When you approach your content with a, "What can I do with this?" mentality instead of a, "What can't I do unless I have this?" mentality, you end up creating more (and more often).
It's More Fun With Friends
When you're trying to make something happen for not a lot of money, the people around you matter a lot. Sure, you can go solo on some projects. If you're a solo artist, in fact, you're probably used to trying to figure it out yourself.
But having people in your immediate sphere who are willing to work with you tends to make it more fun. Trusting others to do what they do best allows you to focus on what you love doing the most. Plus, you all get to pitch in and hone new skills. Ultimately, the whole "rising tide floats all boats" saying is never more true than it is with creators helping each other out on low budget projects.
But this is important, too. If you can, try to compensate your friends for their help. Even if it's just $20 or buying dinner. It's less about the actually amount and more about the gesture of acknowledging that what they've done provided value beyond simply creating art.
If you've formed a collective with your friends and everybody also takes ownership of the final product, this might be slightly different early on. But even in that case, just remember that you should always try to budget a little bit of "appreciation" cash.
Audio Is Always The Most Important
If you have a smartphone, you've got a camera that is plenty capable of great video. But you don't necessarily have a microphone capable of capture great audio.
So if you're trying to create a short film or another piece of content where the audio isn't pre-recorded, you need to focus time and resources on making sure the audio is top-notch. This means being sure to have a separate device for recording dialogue and spending extra time editing to make sure you add things like music, sound effects, and "foley."
Foley is the sounds that you'd expect to hear when you're watching action take place but that might need to be recorded separately. For instance, if a character is walking, there's a good chance your'e not actually capturing the sound of the footsteps as they walk, but instead adding that in later.
These little details really elevate your content and can be done for very cheap. That's the best part about audio — while it's the most important part of content, it's also one of the most affordable and easily accessible pieces. There are tons of online resources for free or very cheap that allow you to access sound libraries and add sounds to your videos.
Likewise, if you're recording a song, there are tons of resources to help you elevate the quality. If you're trying to record all by yourself without using any samples, just remember that typically the most "important" instruments in terms of perceived quality are kick, snare, and vocals.

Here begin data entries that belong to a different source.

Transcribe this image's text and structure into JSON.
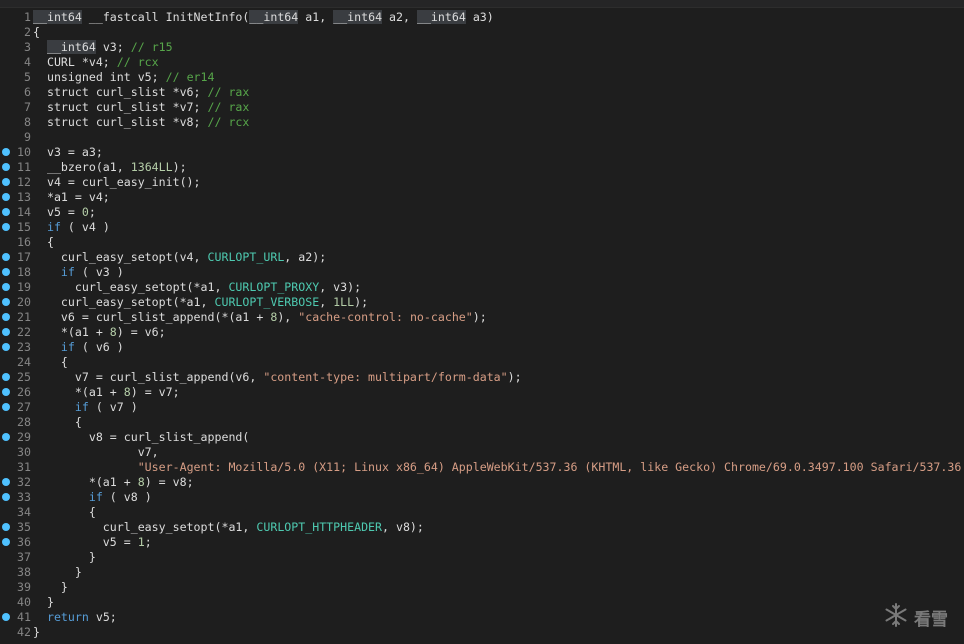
{
  "watermark": {
    "icon": "snowflake-icon",
    "text": "看雪"
  },
  "colors": {
    "background": "#1e1e1e",
    "keyword": "#569cd6",
    "comment": "#57a64a",
    "number": "#b5cea8",
    "string": "#d69d85",
    "constant": "#4ec9b0",
    "breakpoint": "#4fc1ff"
  },
  "lines": [
    {
      "n": "1",
      "bp": false,
      "segs": [
        [
          "hl",
          "__int64"
        ],
        [
          "t",
          " __fastcall InitNetInfo("
        ],
        [
          "hl",
          "__int64"
        ],
        [
          "t",
          " a1, "
        ],
        [
          "hl",
          "__int64"
        ],
        [
          "t",
          " a2, "
        ],
        [
          "hl",
          "__int64"
        ],
        [
          "t",
          " a3)"
        ]
      ]
    },
    {
      "n": "2",
      "bp": false,
      "segs": [
        [
          "t",
          "{"
        ]
      ]
    },
    {
      "n": "3",
      "bp": false,
      "segs": [
        [
          "t",
          "  "
        ],
        [
          "hl",
          "__int64"
        ],
        [
          "t",
          " v3; "
        ],
        [
          "cm",
          "// r15"
        ]
      ]
    },
    {
      "n": "4",
      "bp": false,
      "segs": [
        [
          "t",
          "  CURL *v4; "
        ],
        [
          "cm",
          "// rcx"
        ]
      ]
    },
    {
      "n": "5",
      "bp": false,
      "segs": [
        [
          "t",
          "  unsigned int v5; "
        ],
        [
          "cm",
          "// er14"
        ]
      ]
    },
    {
      "n": "6",
      "bp": false,
      "segs": [
        [
          "t",
          "  struct curl_slist *v6; "
        ],
        [
          "cm",
          "// rax"
        ]
      ]
    },
    {
      "n": "7",
      "bp": false,
      "segs": [
        [
          "t",
          "  struct curl_slist *v7; "
        ],
        [
          "cm",
          "// rax"
        ]
      ]
    },
    {
      "n": "8",
      "bp": false,
      "segs": [
        [
          "t",
          "  struct curl_slist *v8; "
        ],
        [
          "cm",
          "// rcx"
        ]
      ]
    },
    {
      "n": "9",
      "bp": false,
      "segs": [
        [
          "t",
          ""
        ]
      ]
    },
    {
      "n": "10",
      "bp": true,
      "segs": [
        [
          "t",
          "  v3 = a3;"
        ]
      ]
    },
    {
      "n": "11",
      "bp": true,
      "segs": [
        [
          "t",
          "  __bzero(a1, "
        ],
        [
          "nm",
          "1364LL"
        ],
        [
          "t",
          ");"
        ]
      ]
    },
    {
      "n": "12",
      "bp": true,
      "segs": [
        [
          "t",
          "  v4 = curl_easy_init();"
        ]
      ]
    },
    {
      "n": "13",
      "bp": true,
      "segs": [
        [
          "t",
          "  *a1 = v4;"
        ]
      ]
    },
    {
      "n": "14",
      "bp": true,
      "segs": [
        [
          "t",
          "  v5 = "
        ],
        [
          "nm",
          "0"
        ],
        [
          "t",
          ";"
        ]
      ]
    },
    {
      "n": "15",
      "bp": true,
      "segs": [
        [
          "t",
          "  "
        ],
        [
          "kw",
          "if"
        ],
        [
          "t",
          " ( v4 )"
        ]
      ]
    },
    {
      "n": "16",
      "bp": false,
      "segs": [
        [
          "t",
          "  {"
        ]
      ]
    },
    {
      "n": "17",
      "bp": true,
      "segs": [
        [
          "t",
          "    curl_easy_setopt(v4, "
        ],
        [
          "cn",
          "CURLOPT_URL"
        ],
        [
          "t",
          ", a2);"
        ]
      ]
    },
    {
      "n": "18",
      "bp": true,
      "segs": [
        [
          "t",
          "    "
        ],
        [
          "kw",
          "if"
        ],
        [
          "t",
          " ( v3 )"
        ]
      ]
    },
    {
      "n": "19",
      "bp": true,
      "segs": [
        [
          "t",
          "      curl_easy_setopt(*a1, "
        ],
        [
          "cn",
          "CURLOPT_PROXY"
        ],
        [
          "t",
          ", v3);"
        ]
      ]
    },
    {
      "n": "20",
      "bp": true,
      "segs": [
        [
          "t",
          "    curl_easy_setopt(*a1, "
        ],
        [
          "cn",
          "CURLOPT_VERBOSE"
        ],
        [
          "t",
          ", "
        ],
        [
          "nm",
          "1LL"
        ],
        [
          "t",
          ");"
        ]
      ]
    },
    {
      "n": "21",
      "bp": true,
      "segs": [
        [
          "t",
          "    v6 = curl_slist_append(*(a1 + "
        ],
        [
          "nm",
          "8"
        ],
        [
          "t",
          "), "
        ],
        [
          "st",
          "\"cache-control: no-cache\""
        ],
        [
          "t",
          ");"
        ]
      ]
    },
    {
      "n": "22",
      "bp": true,
      "segs": [
        [
          "t",
          "    *(a1 + "
        ],
        [
          "nm",
          "8"
        ],
        [
          "t",
          ") = v6;"
        ]
      ]
    },
    {
      "n": "23",
      "bp": true,
      "segs": [
        [
          "t",
          "    "
        ],
        [
          "kw",
          "if"
        ],
        [
          "t",
          " ( v6 )"
        ]
      ]
    },
    {
      "n": "24",
      "bp": false,
      "segs": [
        [
          "t",
          "    {"
        ]
      ]
    },
    {
      "n": "25",
      "bp": true,
      "segs": [
        [
          "t",
          "      v7 = curl_slist_append(v6, "
        ],
        [
          "st",
          "\"content-type: multipart/form-data\""
        ],
        [
          "t",
          ");"
        ]
      ]
    },
    {
      "n": "26",
      "bp": true,
      "segs": [
        [
          "t",
          "      *(a1 + "
        ],
        [
          "nm",
          "8"
        ],
        [
          "t",
          ") = v7;"
        ]
      ]
    },
    {
      "n": "27",
      "bp": true,
      "segs": [
        [
          "t",
          "      "
        ],
        [
          "kw",
          "if"
        ],
        [
          "t",
          " ( v7 )"
        ]
      ]
    },
    {
      "n": "28",
      "bp": false,
      "segs": [
        [
          "t",
          "      {"
        ]
      ]
    },
    {
      "n": "29",
      "bp": true,
      "segs": [
        [
          "t",
          "        v8 = curl_slist_append("
        ]
      ]
    },
    {
      "n": "30",
      "bp": false,
      "segs": [
        [
          "t",
          "               v7,"
        ]
      ]
    },
    {
      "n": "31",
      "bp": false,
      "segs": [
        [
          "t",
          "               "
        ],
        [
          "st",
          "\"User-Agent: Mozilla/5.0 (X11; Linux x86_64) AppleWebKit/537.36 (KHTML, like Gecko) Chrome/69.0.3497.100 Safari/537.36"
        ]
      ]
    },
    {
      "n": "32",
      "bp": true,
      "segs": [
        [
          "t",
          "        *(a1 + "
        ],
        [
          "nm",
          "8"
        ],
        [
          "t",
          ") = v8;"
        ]
      ]
    },
    {
      "n": "33",
      "bp": true,
      "segs": [
        [
          "t",
          "        "
        ],
        [
          "kw",
          "if"
        ],
        [
          "t",
          " ( v8 )"
        ]
      ]
    },
    {
      "n": "34",
      "bp": false,
      "segs": [
        [
          "t",
          "        {"
        ]
      ]
    },
    {
      "n": "35",
      "bp": true,
      "segs": [
        [
          "t",
          "          curl_easy_setopt(*a1, "
        ],
        [
          "cn",
          "CURLOPT_HTTPHEADER"
        ],
        [
          "t",
          ", v8);"
        ]
      ]
    },
    {
      "n": "36",
      "bp": true,
      "segs": [
        [
          "t",
          "          v5 = "
        ],
        [
          "nm",
          "1"
        ],
        [
          "t",
          ";"
        ]
      ]
    },
    {
      "n": "37",
      "bp": false,
      "segs": [
        [
          "t",
          "        }"
        ]
      ]
    },
    {
      "n": "38",
      "bp": false,
      "segs": [
        [
          "t",
          "      }"
        ]
      ]
    },
    {
      "n": "39",
      "bp": false,
      "segs": [
        [
          "t",
          "    }"
        ]
      ]
    },
    {
      "n": "40",
      "bp": false,
      "segs": [
        [
          "t",
          "  }"
        ]
      ]
    },
    {
      "n": "41",
      "bp": true,
      "segs": [
        [
          "t",
          "  "
        ],
        [
          "kw",
          "return"
        ],
        [
          "t",
          " v5;"
        ]
      ]
    },
    {
      "n": "42",
      "bp": false,
      "segs": [
        [
          "t",
          "}"
        ]
      ]
    }
  ]
}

You Will Always Be Your Worst Critic
At the end of the day, don't let fears of low quality stop you from putting something out. For one, nobody will every be more as intimately aware of the perceived "flaws" of your content than you. Most people do not notice the difference in "quality" between two pieces of content if it's within reason.
It's the same reason people still love listening to music recording 50 years ago. It doesn't distract from the overall enjoyment of the song just because it was all recorded in mono and some of the vocals were pitchy or everything wasn't perfectly lined up.
The most important part of what you create will always be the idea itself. You can sing a great melody into an iPhone and be more captivating that a super slickly produced song about nothing. As long as you care and are intentional in what you're creating, budget should be the least of your worries.